The Herschel ATLAS

The first data set from Herschel-ATLAS has been released to the astronomical community. This represents the largest public release of Herschel data so far and will be a powerful data-set for studies of galaxy evolution.  H-ATLAS have released images of a region of sky more than 60 times the area of the full moon (16 square degrees) containing more than 6000 galaxies, some of them seen at a time when the Universe was only 1/4 its present age.

The ATLAS image compared with the size of the Full Moon as seen from Earth, and with the sizes of similar images from the Hubble Space Telescope (the Hubble Deep Field) and the SCUBA instrument on the James Clerk Maxwell Telescope in Hawaii. Click to enlarge.

The data released today were taken as part of the Science Demonstration Phase (SDP) of the Herschel mission in late 2009.  The H-ATLAS SDP data have so far provided exciting results in many areas of astronomy ranging from local galaxies to distant active galaxies to nearby debris disks forming planets around stars. The power of H-ATLAS is its wide-area coverage which means we can pick up extremely rare objects as well as see many more normal galaxies closer to home. The quality and scale of the data have been staggering and have led already to more than 20 papers on just this small patch of sky, which is only 1/30th of the final H-ATLAS area. The team are excited about what they will find next.

“The H-ATLAS SDP data-set surpassed all our wildest expectations, to have such a large impact with only 3% of the survey data is simply unprecedented” said Dr Steve Maddox who has been heavily involved in the data reduction and source extraction. Professor Rob Ivison added, “The speed at which we were able to analyse data from a brand new telescope and release it to the public is a testament to the hard work and thorough preparations of the Herschel Instrument and Control teams as well as the H-ATLAS data reduction team.”

Dr Edo Ibar helped create the maps from the PACS instrument, said, “Even with the great data from the Herschel Observatory, it’s still a difficult process to get from the raw data taken by the telescope to the beautiful maps we have today.  There were some glitches which meant that the standard way of doing things was removing some of our galaxies and we had to recover them. ” He added, “Every galaxy counts!”

“Herschel’s instruments have an incredible build quality” said Dr Simon Dye, . “They have survived a gruelling launch and a long journey to the telescope’s observing point at 1.5 million kilometres away from Earth, and yet, the quality of data they are returning is as good as the quality measured in the lab.

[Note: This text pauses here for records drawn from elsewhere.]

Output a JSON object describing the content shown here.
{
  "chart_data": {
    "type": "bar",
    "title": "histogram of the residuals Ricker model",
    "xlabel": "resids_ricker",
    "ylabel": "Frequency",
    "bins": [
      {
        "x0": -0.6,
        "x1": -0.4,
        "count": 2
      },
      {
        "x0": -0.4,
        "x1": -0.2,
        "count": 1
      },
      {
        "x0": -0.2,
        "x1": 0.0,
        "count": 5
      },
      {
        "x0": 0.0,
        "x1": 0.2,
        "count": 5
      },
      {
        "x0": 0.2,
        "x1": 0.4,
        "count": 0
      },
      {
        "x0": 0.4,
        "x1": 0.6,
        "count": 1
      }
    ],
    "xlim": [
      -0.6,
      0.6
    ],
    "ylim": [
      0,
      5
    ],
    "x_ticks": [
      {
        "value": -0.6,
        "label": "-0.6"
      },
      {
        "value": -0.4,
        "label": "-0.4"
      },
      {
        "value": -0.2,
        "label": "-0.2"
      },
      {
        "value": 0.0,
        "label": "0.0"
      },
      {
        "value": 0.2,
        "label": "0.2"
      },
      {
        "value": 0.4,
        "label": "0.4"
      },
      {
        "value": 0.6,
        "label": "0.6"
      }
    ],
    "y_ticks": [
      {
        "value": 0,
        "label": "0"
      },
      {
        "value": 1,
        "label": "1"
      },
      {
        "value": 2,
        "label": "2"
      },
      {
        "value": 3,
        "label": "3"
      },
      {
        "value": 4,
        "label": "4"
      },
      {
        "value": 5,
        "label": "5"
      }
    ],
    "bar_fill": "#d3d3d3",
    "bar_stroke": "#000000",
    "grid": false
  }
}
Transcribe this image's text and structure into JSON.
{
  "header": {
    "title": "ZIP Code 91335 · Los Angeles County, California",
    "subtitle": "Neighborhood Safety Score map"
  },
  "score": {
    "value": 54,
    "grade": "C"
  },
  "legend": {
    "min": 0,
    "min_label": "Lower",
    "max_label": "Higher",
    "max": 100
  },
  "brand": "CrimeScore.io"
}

I feel privileged to be given the opportunity to work with this dataset.”

To put things in some context, the deepest image of the sky previously undertaken at submillimetre wavelengths was of an area 600 times smaller than the H-ATLAS science demonstration field. This was the SCUBA Hubble Deep field image and took 51 hours. The H-ATLAS image took Herschel only 16 hours and is only 1/30th of the final survey region.

“We hope that now astronomers who are not directly involved in H-ATLAS will dive into this data-set and exploit the wealth of science which is bursting to be done with it” said Dr Loretta Dunne (one of the PIs of the survey).

The dataset can be accessed from www.h-atlas.org.

The SPIRE maps for the SDP release were made at Cardiff University and the PACS maps were made by a team of institutes across the world, led by the Astronomy Technology Centre, Edinburgh. The catalogues and optical associations were produced by the University of Nottingham.